The best way to see how many stars we can all see in the sky is… to count them!
This year, CPRE (The Countryside Charity) are asking people to take part from home - from your garden, balcony, doorstep or even bedroom window. Choose a clear night between 6-14 February 2021, look up at the constellation of Orion and record how many stars you can spot.
To help with this, you can download the great free Star Count digital activity pack, which includes a handy Orion view finder - or view the support details online on the CPRE website.
Here are 5 simple steps from CPRE that you can follow to take part in Star Count:
1. Try to pick a clear night for your count, and wait until after 7pm so the sky is really dark. Please do your Star Count from home only. This could be your garden, balcony, doorstep or bedroom window.
2. Turn off all the lights in your home and let your eyes adjust (the longer you wait, the better).
3. Look south (the way satellite dishes point) and find the Orion constellation, with its four corners and three-star 'belt’.
4. Count the number of stars you can see within the rectangle made by the four corner stars. Don’t count the corner stars, but you can count the three stars in the middle – the belt.
5. Make a note of the number of stars seen with the naked eye (not with telescopes or binoculars) and then submit your count to the CPRE website.
Finally, take a look at the interactive map of the findings of the 2,500 brilliant ‘citizen scientists’ who helped with Star Count in 2020.

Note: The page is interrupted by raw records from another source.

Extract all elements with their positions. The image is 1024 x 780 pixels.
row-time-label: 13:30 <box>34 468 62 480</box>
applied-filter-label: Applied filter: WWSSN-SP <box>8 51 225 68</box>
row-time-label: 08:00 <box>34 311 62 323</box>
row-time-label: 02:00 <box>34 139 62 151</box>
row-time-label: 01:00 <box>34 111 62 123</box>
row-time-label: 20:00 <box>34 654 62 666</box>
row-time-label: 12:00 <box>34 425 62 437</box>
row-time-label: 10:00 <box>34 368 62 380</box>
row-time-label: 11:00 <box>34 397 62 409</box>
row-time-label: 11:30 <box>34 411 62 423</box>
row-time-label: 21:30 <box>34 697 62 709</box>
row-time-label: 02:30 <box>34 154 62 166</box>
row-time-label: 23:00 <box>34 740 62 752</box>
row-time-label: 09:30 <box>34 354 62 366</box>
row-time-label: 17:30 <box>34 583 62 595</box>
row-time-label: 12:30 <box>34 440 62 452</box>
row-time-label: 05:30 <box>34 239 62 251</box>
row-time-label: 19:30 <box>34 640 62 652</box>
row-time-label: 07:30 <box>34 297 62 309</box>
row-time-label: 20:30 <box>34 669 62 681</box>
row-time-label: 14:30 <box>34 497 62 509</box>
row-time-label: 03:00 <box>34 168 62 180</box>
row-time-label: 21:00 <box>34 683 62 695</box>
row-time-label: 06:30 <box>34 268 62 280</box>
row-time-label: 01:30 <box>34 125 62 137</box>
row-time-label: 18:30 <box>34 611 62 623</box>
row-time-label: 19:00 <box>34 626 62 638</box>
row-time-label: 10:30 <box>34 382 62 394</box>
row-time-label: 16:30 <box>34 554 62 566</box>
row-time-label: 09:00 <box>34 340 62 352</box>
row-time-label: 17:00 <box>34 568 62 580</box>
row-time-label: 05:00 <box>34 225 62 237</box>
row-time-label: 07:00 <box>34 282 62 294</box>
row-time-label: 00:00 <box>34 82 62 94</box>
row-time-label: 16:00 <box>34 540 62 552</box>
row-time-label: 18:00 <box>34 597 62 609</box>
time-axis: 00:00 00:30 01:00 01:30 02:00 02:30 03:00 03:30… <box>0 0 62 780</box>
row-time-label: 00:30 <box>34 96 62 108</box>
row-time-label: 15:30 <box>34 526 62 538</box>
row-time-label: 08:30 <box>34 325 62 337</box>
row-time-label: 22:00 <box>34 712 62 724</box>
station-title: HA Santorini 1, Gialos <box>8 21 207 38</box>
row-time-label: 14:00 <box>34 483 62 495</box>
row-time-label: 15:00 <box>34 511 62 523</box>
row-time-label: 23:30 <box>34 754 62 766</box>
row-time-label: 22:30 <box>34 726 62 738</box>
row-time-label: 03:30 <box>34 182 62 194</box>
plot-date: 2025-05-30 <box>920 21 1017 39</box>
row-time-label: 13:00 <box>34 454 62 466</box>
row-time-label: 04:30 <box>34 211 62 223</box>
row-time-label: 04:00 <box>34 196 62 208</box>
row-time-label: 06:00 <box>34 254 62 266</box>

Each year, CPRE asks the nation to help measure light pollution in their area by getting starry-eyed with us and counting visible stars. Ready to help out and have fun? We think that dark and starry skies are a special part of our countryside. Nothing beats looking upwards to see velvety blackness, with twinkling constellations as far as the eye can see. Our buildings and streetlights emit light, though, and this can affect our view of truly dark skies. We want to make sure that we can all enjoy starlit nights, and we need your help in measuring what effect light is having on our views of the galaxy.